I finished school and entered the university in the department of Romance-Germanic philology. My new life started. I found new friends and instead of using light drugs, I used hard ones. I did not want to study. After the first year of my education, I took academic leave for a year. During this break from my study, a second radical change entered my life. I began to do injections. My friend suggested this to me. He had been a drug addict for a long time and I still remember how he tried to persuade me and I surrendered.

After the first time, I did it a second, third, fifth, tenth time….and became a drug addict.

I did not know the things drugs would bring me to. In the beginning, everything was like a fairy tale: new feelings, new thoughts…I thought it would always be this way. I was mistaken.

I used more and more drugs everyday. I did not even notice.

After a year I began to study at the university again. But how can a drug addict study? When you experience a drug craving, this feeling leads you not to the university but to the drug addict’s den.

I began to degrade. My nervous system changed. I was aggressive and I had bad thoughts. (I do not mention my memory because it disappeared somewhere.) I was afraid that I forgot simple things which normal people remember…

Each day was a copy of the previous one: wake up - look for money - look for drugs - do drugs – night - sleep. Every day was the same. I quit my studies at the university. My parents learned about it and were disappointed and began to look for a way out of my situation. I went to a hospital for drug addicts. They helped me physically, but I still had a psychological addiction. Drug addiction was in my brain and dictated my lifestyle.

I almost died twice because of drug overdose. The glory goes to God that I am still alive.

My situation was worse and worse. DRUGs were eating me up. I wanted to die.

But God had different plans for my life. My mother began visiting Central Baptist Church. I became acquainted with a former drug addict. He came to my house and began to talk about God, Who gives power to not use drugs and drink…All I could say at that time was, “Good for you. Behold. I can handle it on my own…”

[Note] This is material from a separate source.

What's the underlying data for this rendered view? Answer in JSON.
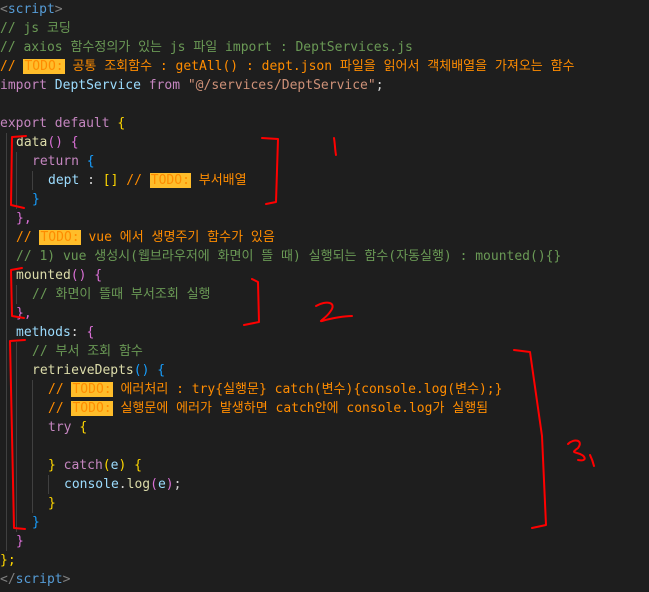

One evening I was going home high on drugs and tipsy. I thought about what to tell my mother who would ask me many questions. I was passing by a local church and I knew that there were Christians. I knew nothing and no one.

As I passed by the street, I saw a light inside the church. I was driven by an invisible power to go inside that church. I came in and stopped, not knowing what to do. There were Christian girls and boys who I got to know later. The pastor was also there. I said that I was a drug addict and wanted to quit. They suggested that I take a rehabilitation course and I agreed. That very evening I went to rehabilitation.

Two day passed and on the third day I told them that I would go. They persuaded me to stay. But I (Satan in me) tried to do what I wanted. I went and began to do drugs again, this time even more. But I visited church services and read the Bible. I went to rehabilitation again.

I am free now for more than 8 years. Jesus Christ made me completely free. It was not easy, but I prayed and God blessed me and gave me relief. The rehabilitation course lasted 7 months. God made a new person out of me. He gave me new family and friends. I believed and I do not regret it. I have immeasurable joy. I will be with Jesus Christ Himself in paradise after my death. The Bible tells me so. I believe in it.

After rehabilitation, I was the first former drug addict. There are now more than 30. They are my friends, with whom I previously did drugs. We praise God together for His awesome salvation.